MPA reivindica legislação sanitária adequada à agricultura camponesa em audiência no ES
quarta-feira 11 julho 2012 - Filed under Notícias do Brasil
“Não é o camponês que tem que se adequar a uma lei imposta e insensível à produção camponesa, é a legislação que tem que se adequar a realidade do campesinato”, afirmou Clóvis Conte, da coordenação do Movimento dos Pequenos Agricultores (MPA) de São Gabriel da Palha, durante audiência pública que discutiu a apreensão de produtos oriundos da agricultura camponesa, nesta segunda-feira (02/06) em São Gabriel da Palha-ES. O debate contou com a participação de 350 camponeses e camponesas de toda a região norte do estado.
O questionamento do camponês é baseado no fato ocorrido no final de maio (29/05), quando produtos do Mercado Popular de Alimentos foram apreendidos pelo Ministério de Agricultura, Agropecuária e Abastecimento (MAPA), ao defenderem que os alimentos não estavam sendo comercializados de acordo com as exigências da legislação sanitária.
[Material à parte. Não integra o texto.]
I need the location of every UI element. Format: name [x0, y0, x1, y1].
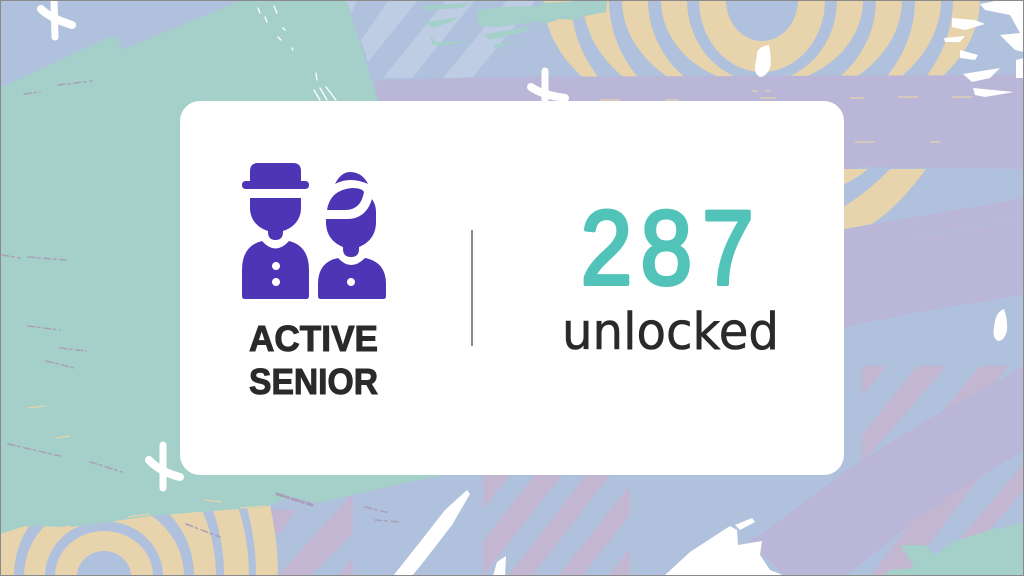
- background: lilac horizontal band: [375, 75, 1024, 170]
- background: lilac diagonal brush: [748, 366, 1024, 576]
- woman hair bun: [335, 172, 368, 184]
- background: gray scratches on green: [2, 81, 400, 537]
- woman hair band: [327, 188, 364, 210]
- decorative white cross bottom left: [149, 445, 180, 488]
- background: white scratches on green: [258, 6, 336, 100]
- label: active senior: [249, 318, 378, 402]
- background: concentric rings bottom left: [1, 505, 278, 575]
- panel: white card: [180, 101, 844, 475]
- background: blue streaks in band: [846, 217, 1024, 299]
- background: beige flecks on green: [10, 406, 266, 532]
- man body with buttons: [242, 241, 309, 299]
- background: pink stripes bottom centre: [483, 475, 630, 576]
- background: lilac slanted band right: [840, 198, 1024, 328]
- label: unlocked: unlocked: [562, 303, 779, 362]
- background: green brush bottom right: [883, 523, 1024, 576]
- background: concentric rings top: [544, 1, 980, 77]
- background: pink stripes right: [862, 366, 1009, 463]
- man hat: [242, 163, 309, 189]
- background: top diagonal stripes: [346, 0, 536, 78]
- background: pink stripes bottom right: [871, 463, 1024, 576]
- background: beige arcs under band: [840, 169, 926, 230]
- woman body with button: [318, 258, 386, 299]
- woman head: [326, 199, 376, 257]
- background: large green brush shape: [0, 0, 445, 534]
- number: 287: 287: [581, 188, 754, 306]
- background: pink stripes bottom left: [268, 493, 353, 576]
- background: green brush streaks top: [421, 0, 607, 50]
- background: beige flecks in band: [600, 91, 972, 142]
- label: active senior: SENIOR: [249, 361, 378, 402]
- divider: [471, 230, 473, 346]
- decorative white paint marks: [393, 0, 1024, 576]
- decorative white cross top centre: [531, 71, 565, 101]
- icon: senior couple: [242, 163, 386, 299]
- man head: [250, 198, 301, 240]
- label: active senior: ACTIVE: [249, 318, 378, 359]
- decorative white cross top left: [41, 0, 72, 37]
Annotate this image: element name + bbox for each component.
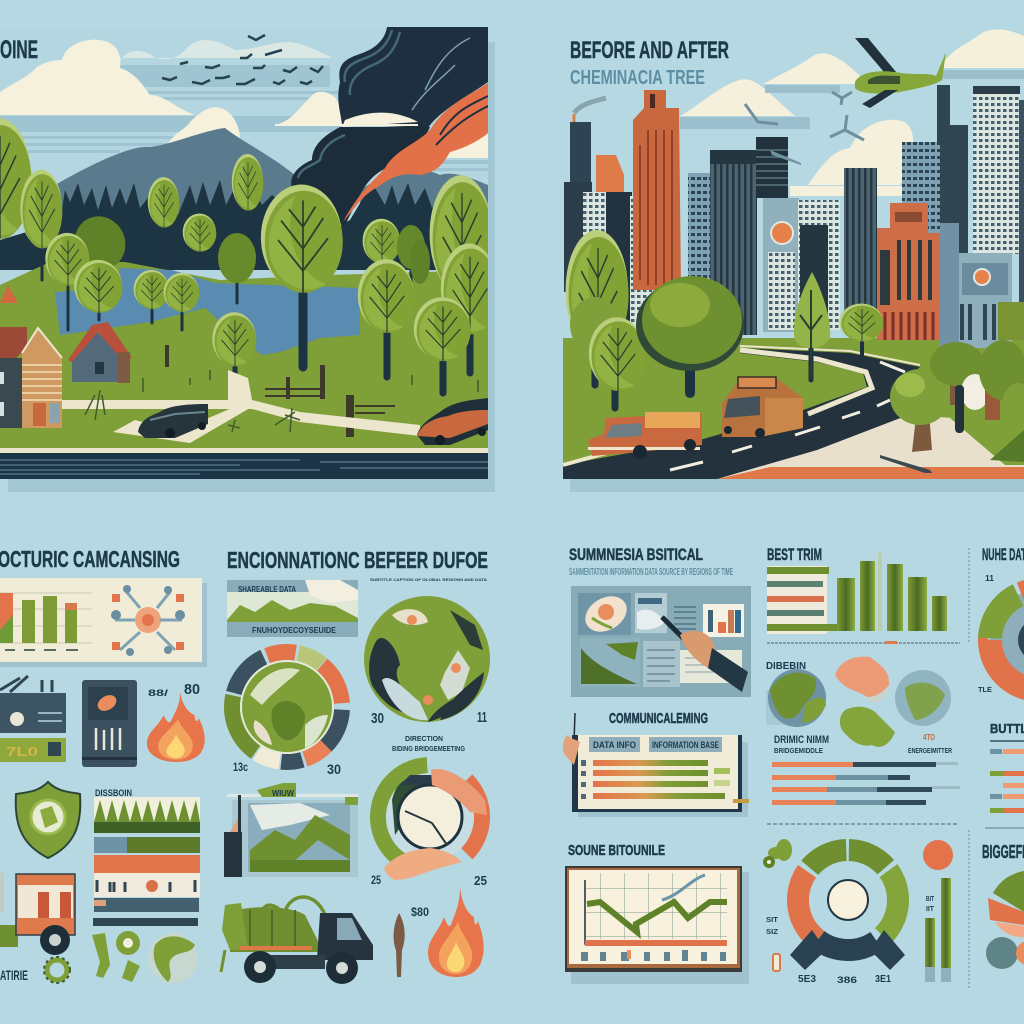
panel: line chart: [565, 866, 749, 984]
globe: right: [895, 670, 951, 726]
clouds: [0, 40, 488, 158]
dark forest: [0, 180, 436, 270]
blue tower: [902, 85, 968, 287]
small distant clouds: [120, 40, 333, 62]
chart: two columns: [925, 878, 951, 982]
small label: donut side: TLE: [978, 687, 992, 694]
trees: forest: [0, 118, 498, 393]
icon: garbage truck: [221, 897, 373, 984]
label: bottom three: 3E1: [875, 974, 891, 985]
small label: 11: [985, 574, 995, 583]
panel: notebook bar chart: DATA INFO: [593, 740, 636, 750]
panel: notebook bar chart: INFORMATION BASE: [652, 740, 719, 750]
grey block: [688, 173, 715, 278]
label: orange stat: 4TO: [923, 733, 935, 742]
paths: [62, 370, 420, 436]
orange strip: [717, 467, 1024, 479]
stat: 13c: 13c: [233, 760, 248, 774]
tower chimney: [570, 122, 591, 200]
heading: source: SOUNE BITOUNILE: [568, 842, 665, 859]
panel: bar chart card: [0, 578, 207, 667]
donut: globe ring: [209, 629, 365, 785]
stat: 30: 30: [327, 761, 341, 777]
stat: $80: $80: [411, 905, 429, 919]
icon: machine: [0, 676, 66, 762]
sky bands: [0, 65, 488, 171]
orange block: [877, 203, 940, 340]
hand: top: [431, 769, 487, 815]
delivery truck: [722, 377, 803, 438]
text: SAMMENTATION INFORMATION DATA SOURCE BY REGIONS OF TIME: [569, 567, 733, 578]
title: before and after: BEFORE AND AFTER: [570, 37, 729, 64]
car: orange: [417, 398, 488, 445]
road: [563, 346, 920, 479]
label: left of donut: SIT: [766, 917, 779, 924]
white tower: [973, 86, 1020, 254]
donut: right: [975, 575, 1024, 705]
foreground paving: [717, 415, 1024, 479]
mountain right: [360, 172, 488, 208]
label: columns: BIT: [926, 896, 935, 903]
footer note: bars: [767, 641, 960, 644]
birds: [745, 92, 864, 140]
car: dark: [138, 404, 208, 438]
label: columns two: IIT: [926, 906, 935, 913]
chart: horizontal bars: [772, 762, 960, 805]
icon: machine: 7L0: [6, 744, 38, 759]
birds: [162, 35, 323, 84]
divider scale: [968, 548, 970, 990]
grid block: [583, 192, 607, 252]
clouds: [680, 29, 1024, 185]
stat left of clock: 25: [371, 873, 381, 887]
icon: flame two: [428, 887, 484, 977]
label: bottom two: 386: [837, 975, 857, 985]
chart: pie: [986, 871, 1024, 969]
stat: 11: 11: [477, 709, 487, 726]
van: [588, 412, 702, 459]
icon: green pieces: [92, 931, 140, 982]
heading: summary: SUMMNESIA BSITICAL: [569, 545, 703, 564]
label: footer: ATIRIE: [0, 967, 28, 983]
stat: 30: 30: [371, 710, 384, 727]
icon: control device: [82, 680, 137, 767]
small caption: SUBTITLE CAPTION OF GLOBAL REGIONS AND DATA: [370, 577, 487, 582]
orange circle: [923, 840, 953, 870]
icon: salmon shape: [835, 657, 889, 703]
panel: landscape card: [227, 580, 358, 637]
donut: bottom centre: [778, 830, 918, 970]
panel: before scene: [0, 27, 498, 479]
globe: left: [766, 669, 826, 727]
hand: bottom: [384, 848, 462, 880]
trees: city: [566, 230, 883, 408]
panel: after scene: [563, 29, 1024, 492]
icon: gear: [44, 957, 70, 983]
icon: network diagram: [111, 585, 185, 656]
panel shadow: before: [8, 42, 495, 492]
panel: presentation board: [571, 586, 751, 697]
heading: left section: OCTURIC CAMCANSING: [0, 546, 180, 572]
paving detail: [880, 455, 932, 473]
icon: spear: [394, 913, 405, 977]
footer note: horizontal bars: [767, 823, 958, 825]
chart: clock ring with hands: [356, 743, 504, 891]
icon: small globe: [148, 933, 198, 983]
label on flag: WIUW: [272, 789, 294, 798]
foreground grass: [950, 412, 1024, 465]
river strip: [0, 448, 488, 479]
icon: truck: [0, 873, 75, 955]
smoke plume: [275, 27, 488, 225]
clock tower: [763, 198, 799, 332]
label: bottom one: 5E3: [798, 974, 816, 985]
stat: 80: 80: [184, 681, 200, 698]
airplane: [855, 38, 946, 108]
ground: [563, 338, 1024, 479]
caption: middle right: DIRECTION: [405, 736, 443, 743]
panel: landscape card: SHAREABLE DATA: [238, 585, 296, 594]
stat right of clock: 25: [474, 873, 487, 888]
tent: [0, 285, 18, 303]
label: sub dring: BRIDGEMIDDLE: [774, 748, 823, 755]
panel: forest stats: DISSBOIN: [95, 788, 132, 798]
bushes: [85, 370, 478, 432]
icon: flame: [147, 692, 205, 762]
side block: [940, 223, 959, 348]
stat label: 88/: [148, 688, 169, 698]
lake: [55, 268, 360, 355]
heading: communication: COMMUNICALEMING: [609, 710, 708, 727]
fence and stumps: [165, 345, 395, 437]
driveway: [113, 408, 250, 443]
skyline: [564, 85, 1024, 348]
mountain: [57, 128, 294, 215]
icon: leaves: [763, 839, 792, 868]
chart: right bars: [985, 740, 1024, 829]
label: right stat: ENERGEIMITTER: [908, 748, 952, 755]
label: left of donut two: SIZ: [766, 929, 779, 936]
heading: middle section: ENCIONNATIONC BEFEER DUFOE: [227, 547, 488, 573]
striped tower: [844, 168, 877, 318]
orange tower: [633, 90, 681, 290]
panel: landscape card: FNUHOYDECOYSEUIDE: [252, 626, 337, 635]
subtitle: after: CHEMINACIA TREE: [570, 67, 705, 89]
panel: forest stats: [93, 788, 200, 926]
caption: middle right line two: BIDING BRIDGEMEETING: [392, 746, 465, 753]
chart: globe: [364, 596, 490, 722]
house: wooden: [0, 327, 62, 428]
icon: shield: [16, 782, 80, 858]
title: before: OINE: [0, 36, 38, 64]
ground: [0, 262, 488, 448]
heading: best trim: BEST TRIM: [767, 545, 822, 564]
panel: notebook bar chart: [563, 713, 749, 817]
trees: foreground: [890, 340, 1024, 462]
heading: diagrams: DIBEBIN: [766, 661, 806, 672]
chart: bars: [767, 553, 947, 634]
icon: green shape: [840, 707, 895, 747]
hand with pen: [662, 617, 690, 645]
house: cabin: [68, 322, 132, 383]
icon: orange tag: [773, 954, 780, 971]
label: dring: DRIMIC NIMM: [774, 734, 829, 746]
sky bands: [680, 70, 1024, 196]
panel: map on stand: [224, 783, 358, 877]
Cerca de 30 litros de cachaça, 20 litros de vinho de jabuticaba e 200 kg de poupa de frutas foram lacrados e armazenados no depósito do mercado, e impossibilitados de serem vendidos pelos camponeses. Alguns produtos, ainda lacrados, foram expostos na mesa de debate e apresentados como símbolo de resistência do movimento. “Lacre é o nome legal, para nós são algemas colocadas nas mãos dos camponeses que nos impedem de trabalhar, produzir e reproduzir sua cultura”, provocou Clóvis.
Os níveis de exigência da legislação sanitária, segundo Raul Karuser, da coordenação estadual e nacional do MPA, acaba impedindo a comercialização dos produtos das pequenas e mini agroindústrias camponesas, por não reconhecerem a forma como são produzidos os alimentos oriundos da agricultura camponesa. “Exigimos uma legislação que dê conta de reconhecer as iniciativas de mini agroindústrias, que trabalham com um conceito de produção coletiva, gerando renda para as famílias e movimentando o comércio local, ao mesmo tempo em que valorize a cultura popular e os saberes tradicionais das comunidades rurais”, cobrou o camponês.
Para Raul, a legislação não pode ser embasada no lobby das grandes redes varejistas e dos grandes abatedouros de carne do estado. “Não defendemos uma produção desregulamentada, sem controles, mas isso não significa que tenhamos que ter uma legislação imposta, baseada na realidade das grandes produções. Reivindicamos uma legislação específica e adaptada a realidade da pequena produção da agricultura camponesa, para continuarmos produzindo alimentos saudáveis, ao nosso modo, sem uso de venenos e químicas, com respeito a nossa cultura”, pontuou Raul.
De acordo com o deputado estadual Cláudio Vereza, requerente da audiência a pedido do MPA, a grande indústria não está preocupada com a saúde e a produção limpa de alimentos, diferente do Movimento dos Pequenos Agricultores, que sempre esteve preocupado com a saúde da população, ao produzir alimentos saudáveis. “É para essa grande indústria que a legislação precisa ser dura, pois se utiliza de trangênicos, venenos e químicas na produção de alimentos”, questionou o parlamentar.
Camponeses prejudicados
“Se eu colocar conservantes e soda cáustica em minhas polpas, eu poderei comercializar meus produtos?”, questionou José Tarcízio Damasceno, camponês de São Gabriel da Palha, que foi prejudicado pela ação do MAPA. O pequeno produtor, que sempre teve em sua base econômica a produção de café, passou a diversificar sua produção com o cultivo de fruticultura para ficar menos vulnerável aos momentos de crise da cafeicultura e ampliar a renda da família.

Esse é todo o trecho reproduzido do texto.